In San Diego, homes are now on the market an average of 43 days — almost twice as long as a year ago.

“We can’t seem to get anybody to make an offer,” said Robert Vaughan, whose four-bedroom, three-and-a-half bath home in the San Diego suburb of El Cajon has been for sale since August. “The market has obviously changed.”

Vaughan, 44, a manager at a Costco store, must sell his 2,885-square-foot house before he and his family can close escrow on a new home being built for them.

He first listed the house at $1.59 million and over time has cut his asking price as low as $979,000. That would still be a healthy return on the $461,000 he paid for it four years ago. Vaughan said he’s reluctant to go any lower.

“I’m not out to kill anybody, I just want to get a fair price,” he said.

The sense that sellers are more flexible about pricing has stirred optimism among many buyers who had become accustomed to seeing home prices leapfrog higher every month.

“It’s a better time now to buy,” said Dilhan Ersu, who owns a house in the Boston area but recently began looking for another home in San Diego as an investment.

“With the prices here, we can’t buy anything bigger than a condo,” she said.

More than a dozen condos are for sale at the Bennetts’ complex. Earlier this month, Ersu toured a two-bedroom, two-bath unit that went on the market on Sept. 30 for $445,000.

In the weeks since, the seller knocked $30,000 off the price and now just hopes to break even on what he paid, said Roberto Muldong, a loan officer for Homequest-North Realty who is handling the sale.

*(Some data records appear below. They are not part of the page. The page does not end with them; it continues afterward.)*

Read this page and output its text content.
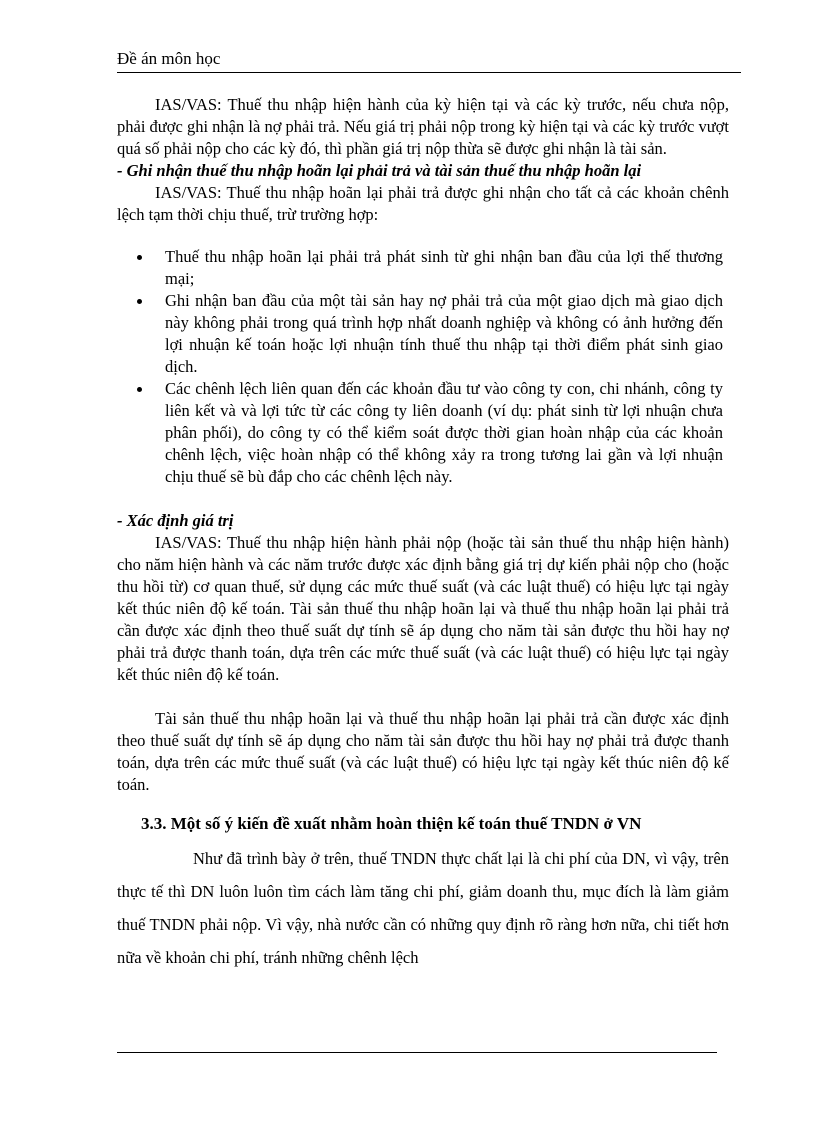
Đề án môn học

IAS/VAS: Thuế thu nhập hiện hành của kỳ hiện tại và các kỳ trước, nếu chưa nộp, phải được ghi nhận là nợ phải trả. Nếu giá trị phải nộp trong kỳ hiện tại và các kỳ trước vượt quá số phải nộp cho các kỳ đó, thì phần giá trị nộp thừa sẽ được ghi nhận là tài sản.

- Ghi nhận thuế thu nhập hoãn lại phải trả và tài sản thuế thu nhập hoãn lại

IAS/VAS: Thuế thu nhập hoãn lại phải trả được ghi nhận cho tất cả các khoản chênh lệch tạm thời chịu thuế, trừ trường hợp:

Thuế thu nhập hoãn lại phải trả phát sinh từ ghi nhận ban đầu của lợi thế thương mại;
Ghi nhận ban đầu của một tài sản hay nợ phải trả của một giao dịch mà giao dịch này không phải trong quá trình hợp nhất doanh nghiệp và không có ảnh hưởng đến lợi nhuận kế toán hoặc lợi nhuận tính thuế thu nhập tại thời điểm phát sinh giao dịch.
Các chênh lệch liên quan đến các khoản đầu tư vào công ty con, chi nhánh, công ty liên kết và và lợi tức từ các công ty liên doanh (ví dụ: phát sinh từ lợi nhuận chưa phân phối), do công ty có thể kiểm soát được thời gian hoàn nhập của các khoản chênh lệch, việc hoàn nhập có thể không xảy ra trong tương lai gần và lợi nhuận chịu thuế sẽ bù đắp cho các chênh lệch này.

- Xác định giá trị

IAS/VAS: Thuế thu nhập hiện hành phải nộp (hoặc tài sản thuế thu nhập hiện hành) cho năm hiện hành và các năm trước được xác định bằng giá trị dự kiến phải nộp cho (hoặc thu hồi từ) cơ quan thuế, sử dụng các mức thuế suất (và các luật thuế) có hiệu lực tại ngày kết thúc niên độ kế toán. Tài sản thuế thu nhập hoãn lại và thuế thu nhập hoãn lại phải trả cần được xác định theo thuế suất dự tính sẽ áp dụng cho năm tài sản được thu hồi hay nợ phải trả được thanh toán, dựa trên các mức thuế suất (và các luật thuế) có hiệu lực tại ngày kết thúc niên độ kế toán.

Tài sản thuế thu nhập hoãn lại và thuế thu nhập hoãn lại phải trả cần được xác định theo thuế suất dự tính sẽ áp dụng cho năm tài sản được thu hồi hay nợ phải trả được thanh toán, dựa trên các mức thuế suất (và các luật thuế) có hiệu lực tại ngày kết thúc niên độ kế toán.

3.3. Một số ý kiến đề xuất nhằm hoàn thiện kế toán thuế TNDN ở VN

Như đã trình bày ở trên, thuế TNDN thực chất lại là chi phí của DN, vì vậy, trên thực tế thì DN luôn luôn tìm cách làm tăng chi phí, giảm doanh thu, mục đích là làm giảm thuế TNDN phải nộp. Vì vậy, nhà nước cần có những quy định rõ ràng hơn nữa, chi tiết hơn nữa về khoản chi phí, tránh những chênh lệch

“It really is a buyer’s market nowadays,” Muldong said. “If he really wants to sell this, he’s going to have to go lower.”

Ersu, 46, ended up making an offer on a new apartment-condo conversion unit in another complex after haggling with the seller to take $10,000 off the price and possibly paying her closing costs.

“It’s a good feeling,” said Ersu, a computer programmer.

For the Bennetts, a buyers market means they might actually be able to trade up to a single-family home. But they can’t afford to buy anything until they sell the condo they bought in 2003 for $293,000.

“The only reason we’re going through this process is because I saw houses going down (in price), I knew we could actually afford them,” Laura Bennett said.

Still, she worries that rising interest rates could limit what she and her husband can afford.

Mortgage interest rates, while still at near 40-year lows, have been on the rise, hovering now above 6 percent. Every point higher makes financing a home loan more expensive.

Many buyers facing steep home prices have been unable to qualify for a traditional 30-year mortgage and resorted to other loans, such as adjustable rate mortgages (ARMs) and interest-only loans. Those loans offer a lower monthly payment, but can be risky.

The Bennetts initially listed their condo at $395,000 to $429,000. They’re even willing to pay closing costs to entice a buyer. But they fear slashing their asking price too far will hurt their ability to buy their next home.

“We need every single penny of our equity to be able to put a (down payment) on the next house,” Bennett said. “It’s kind of a Catch 22.”